Fig. 1. MIZ1 protein levels are reduced in human COPD lungs and cigarette smoke–exposed mouse lungs or cigarette smoke extract–treated lung epithelial cells.

Fig. 1

(A and B) Miz1 immunohistochemistry (IHC) staining of normal human lungs or lungs from patients with COPD at the time of lung transplantation (three subjects from each group are shown, which were representative of seven subjects from each group).
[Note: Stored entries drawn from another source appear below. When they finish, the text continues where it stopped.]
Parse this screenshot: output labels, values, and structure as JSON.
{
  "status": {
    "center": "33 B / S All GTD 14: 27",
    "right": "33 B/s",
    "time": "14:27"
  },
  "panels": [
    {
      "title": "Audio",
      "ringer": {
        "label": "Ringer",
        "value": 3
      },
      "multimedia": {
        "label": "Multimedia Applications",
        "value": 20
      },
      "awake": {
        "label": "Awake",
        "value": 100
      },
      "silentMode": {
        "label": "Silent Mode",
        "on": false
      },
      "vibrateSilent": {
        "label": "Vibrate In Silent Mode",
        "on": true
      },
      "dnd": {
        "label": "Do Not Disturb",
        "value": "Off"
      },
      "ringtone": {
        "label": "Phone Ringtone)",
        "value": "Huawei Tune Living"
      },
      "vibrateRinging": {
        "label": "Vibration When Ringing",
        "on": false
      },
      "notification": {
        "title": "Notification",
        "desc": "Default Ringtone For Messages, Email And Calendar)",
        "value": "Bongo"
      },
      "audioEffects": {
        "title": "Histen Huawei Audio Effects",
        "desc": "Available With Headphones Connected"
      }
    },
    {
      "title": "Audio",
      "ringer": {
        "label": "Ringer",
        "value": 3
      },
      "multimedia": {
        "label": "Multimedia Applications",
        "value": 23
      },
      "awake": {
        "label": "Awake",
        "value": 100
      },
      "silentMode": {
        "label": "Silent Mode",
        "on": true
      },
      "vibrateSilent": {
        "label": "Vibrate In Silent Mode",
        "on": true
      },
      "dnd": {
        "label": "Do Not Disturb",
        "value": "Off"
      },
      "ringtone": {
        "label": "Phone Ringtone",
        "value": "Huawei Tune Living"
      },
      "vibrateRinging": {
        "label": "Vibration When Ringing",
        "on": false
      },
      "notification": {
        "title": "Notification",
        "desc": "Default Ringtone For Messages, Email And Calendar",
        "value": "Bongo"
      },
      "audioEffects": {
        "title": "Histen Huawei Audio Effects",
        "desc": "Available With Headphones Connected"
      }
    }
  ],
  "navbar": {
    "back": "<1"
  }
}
Scale bars, 20 μm. (C) mRNA levels of Miz1 and Mule from normal human lungs or lungs from patients with COPD analyzed by RNA sequencing (RNA-seq) (normal, n = 13; COPD, n = 7). **P < 0.01; ns, not significant. (D) Mule IHC from human lungs mentioned in (A). (E to H) Western blot (E) or IF staining (F and G) of Miz1 or Mule IHC (H) in mouse lungs exposed to RA or CS for 7 days, 3 months, and 6 months. Representatives of n ≥ 4. (I and J) Western blot of Mule and Miz1 in CS extract–treated MLE-12 cells (I) or cells expressing tetracycline-inducible shRNA for Mule in the absence or presence of tetracycline (Tet) (J). Data are representative of at least three independent experiments.